It is a well-established fact that most issues in the Iranian society are politicized in one way or another. That is, it is virtually impossible to get involved with most issues in practice without having to either directly work through government offices or, relatively indirectly, deal with government officials. This has made virtually all talk and business, from matters of economy to sports to religion and daily personal affairs, political issues. It has also made the political venue the major and most often the only venue for doing things in the country. What has caused this state of affair is a tedious subject for historians and sociologists, but what consequences this has for the well-being of the Iranian society is of utmost importance to the lives of even those who wish to lead a most ordinary life.

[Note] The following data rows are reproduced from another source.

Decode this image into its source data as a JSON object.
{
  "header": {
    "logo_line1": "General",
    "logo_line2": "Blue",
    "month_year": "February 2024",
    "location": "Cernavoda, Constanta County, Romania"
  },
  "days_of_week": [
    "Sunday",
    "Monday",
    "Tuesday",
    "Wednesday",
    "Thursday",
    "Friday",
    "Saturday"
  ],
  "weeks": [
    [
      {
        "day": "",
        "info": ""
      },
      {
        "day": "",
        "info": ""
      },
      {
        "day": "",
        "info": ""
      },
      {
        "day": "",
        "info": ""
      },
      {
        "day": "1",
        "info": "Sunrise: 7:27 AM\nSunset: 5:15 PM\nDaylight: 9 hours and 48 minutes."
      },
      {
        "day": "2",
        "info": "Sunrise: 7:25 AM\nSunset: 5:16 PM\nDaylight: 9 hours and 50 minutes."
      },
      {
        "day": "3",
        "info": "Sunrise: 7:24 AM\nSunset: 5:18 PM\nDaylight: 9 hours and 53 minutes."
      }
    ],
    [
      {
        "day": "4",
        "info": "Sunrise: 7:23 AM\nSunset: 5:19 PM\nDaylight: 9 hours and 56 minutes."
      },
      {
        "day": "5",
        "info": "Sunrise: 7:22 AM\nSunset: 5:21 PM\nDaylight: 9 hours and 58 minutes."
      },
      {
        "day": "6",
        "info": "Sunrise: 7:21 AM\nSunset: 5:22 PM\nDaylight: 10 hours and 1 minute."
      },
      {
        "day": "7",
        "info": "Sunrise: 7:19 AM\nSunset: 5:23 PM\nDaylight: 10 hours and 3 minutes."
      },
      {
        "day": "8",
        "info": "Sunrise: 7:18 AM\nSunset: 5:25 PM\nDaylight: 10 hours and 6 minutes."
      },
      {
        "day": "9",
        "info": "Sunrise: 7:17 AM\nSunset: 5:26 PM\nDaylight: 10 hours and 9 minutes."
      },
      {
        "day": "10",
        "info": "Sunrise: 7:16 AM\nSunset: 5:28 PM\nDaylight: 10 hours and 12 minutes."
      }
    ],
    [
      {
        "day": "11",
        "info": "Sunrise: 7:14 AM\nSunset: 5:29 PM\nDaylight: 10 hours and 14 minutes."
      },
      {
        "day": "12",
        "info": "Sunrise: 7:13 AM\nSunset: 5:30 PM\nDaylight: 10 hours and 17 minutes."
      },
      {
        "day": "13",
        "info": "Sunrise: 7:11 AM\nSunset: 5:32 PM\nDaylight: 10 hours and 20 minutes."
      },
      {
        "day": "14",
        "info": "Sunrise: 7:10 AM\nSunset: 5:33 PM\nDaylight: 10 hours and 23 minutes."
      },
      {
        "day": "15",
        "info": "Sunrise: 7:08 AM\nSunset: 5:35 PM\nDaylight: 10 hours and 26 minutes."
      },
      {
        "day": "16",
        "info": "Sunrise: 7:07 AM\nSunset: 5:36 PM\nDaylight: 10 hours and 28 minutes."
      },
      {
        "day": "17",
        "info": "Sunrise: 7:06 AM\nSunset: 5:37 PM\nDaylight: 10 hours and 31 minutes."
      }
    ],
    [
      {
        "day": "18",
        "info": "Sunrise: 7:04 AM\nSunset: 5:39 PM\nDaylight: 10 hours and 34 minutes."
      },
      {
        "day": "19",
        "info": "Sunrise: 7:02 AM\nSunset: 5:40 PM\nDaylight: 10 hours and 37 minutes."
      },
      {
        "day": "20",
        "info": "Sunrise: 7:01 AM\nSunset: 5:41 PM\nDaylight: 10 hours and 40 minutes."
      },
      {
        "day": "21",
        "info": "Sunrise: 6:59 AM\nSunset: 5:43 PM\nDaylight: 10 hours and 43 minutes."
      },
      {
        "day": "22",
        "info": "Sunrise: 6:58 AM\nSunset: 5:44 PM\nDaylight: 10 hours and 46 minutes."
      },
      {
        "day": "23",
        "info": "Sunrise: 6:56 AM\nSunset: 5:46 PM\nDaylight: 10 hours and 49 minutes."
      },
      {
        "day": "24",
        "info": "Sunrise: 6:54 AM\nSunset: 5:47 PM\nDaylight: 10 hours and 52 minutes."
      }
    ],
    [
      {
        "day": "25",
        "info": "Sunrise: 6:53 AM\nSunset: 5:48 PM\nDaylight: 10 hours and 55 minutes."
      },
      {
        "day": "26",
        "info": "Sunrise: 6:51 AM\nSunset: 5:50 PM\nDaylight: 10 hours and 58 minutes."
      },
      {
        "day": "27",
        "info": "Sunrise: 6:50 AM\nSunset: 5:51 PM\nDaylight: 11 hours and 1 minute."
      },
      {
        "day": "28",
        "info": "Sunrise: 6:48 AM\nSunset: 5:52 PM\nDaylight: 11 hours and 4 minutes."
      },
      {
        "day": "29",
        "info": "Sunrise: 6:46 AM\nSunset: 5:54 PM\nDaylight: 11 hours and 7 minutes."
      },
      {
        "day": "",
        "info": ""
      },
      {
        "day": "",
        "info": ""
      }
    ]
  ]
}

Politics is an institution whose major purpose is to allocate social powers. This it does according to some framework, which would shape its character to be anything from dictatorial or totalitarian to democratic. But the most important feratures of this institution versus other instiutions of the society, such as economy and business, when it comes to doing things on the scale of a society are not its framework or its character. The most important common features of all political institutions of various frameworks and chatacters are:
(1) They are categorical; that is, things are done not through incremental processes, which for instance underlie a marketplace, but through categorical rulings of one kind or another. This is as true of a democracy as it is true of a dicatorship.
(2) They constitute almost always a zero-sum game; that is, political powers are acquired by some at the expense of others who lose those powers. Again this is true in a democracy as well as in a dictatorship. The difference between the two frameworks is just in how much anyone loses or gains. This is also in sharp contrast to the economical processes, in which it is possible for everyone to lose or gain overall. In other words, the political powers of the members of a society are always relative to each other, while their economic powers can be given an absolute sense with regards to, say, the conditions and the environment they live in.
These two features make the political institution the worst possible venue for doing many things in any society with any framework of politics, especially if those things are economic in nature or the private business of the members of the society.
Unfortunately the Iranian society not only has fallen in the trap of an all-dominating politics, but also it has done little to enable itslef to get out of this trap. To do so, any society will need enough people with reasonable training in social sciences, and most importantly economics, business, and law to show the way out. It is another well-established fact that the Iranian society severly lacks such trained economists, businessmen, and lawyers. A look at the list of authors of this weblog, for example, shows that most of them are pursuing their studies in, or have studied, hard sciences even though their presence here is testament to an inherent interest in issues commonly discussed in humanites and social sciences. Another look at the category archives of this weblog shows the huge imbalance towards political subjects.
To make matters worse the general education that the most brilliant minds of the Iranian society receive has almost nothing in way of economic training or legal and social systems. Most such minds are led by public and family opinions and the miserably low quality of concentrations and majors in humanities in high schools and universities towards math and natural sciences and engineering. They look down on courses on humanities (and for good reason, since they contain almost no useful and real information) and shun their peers who choose such concentrations and majors.
I do not know how we can invert this trend, but I do know that it will never get us to a better future. The Iranian society is in urgent need of developing a mass of people educated in social sciences and, in my opinion, most importantly economists, businessmen, and lawyers. When a critical mass of such people is developed, it will have a chance at a better future when the first venue that comes to mind for doing something and achieveing a goal is not through the categorical and lose-win venues of an all-too-often disastrous politics.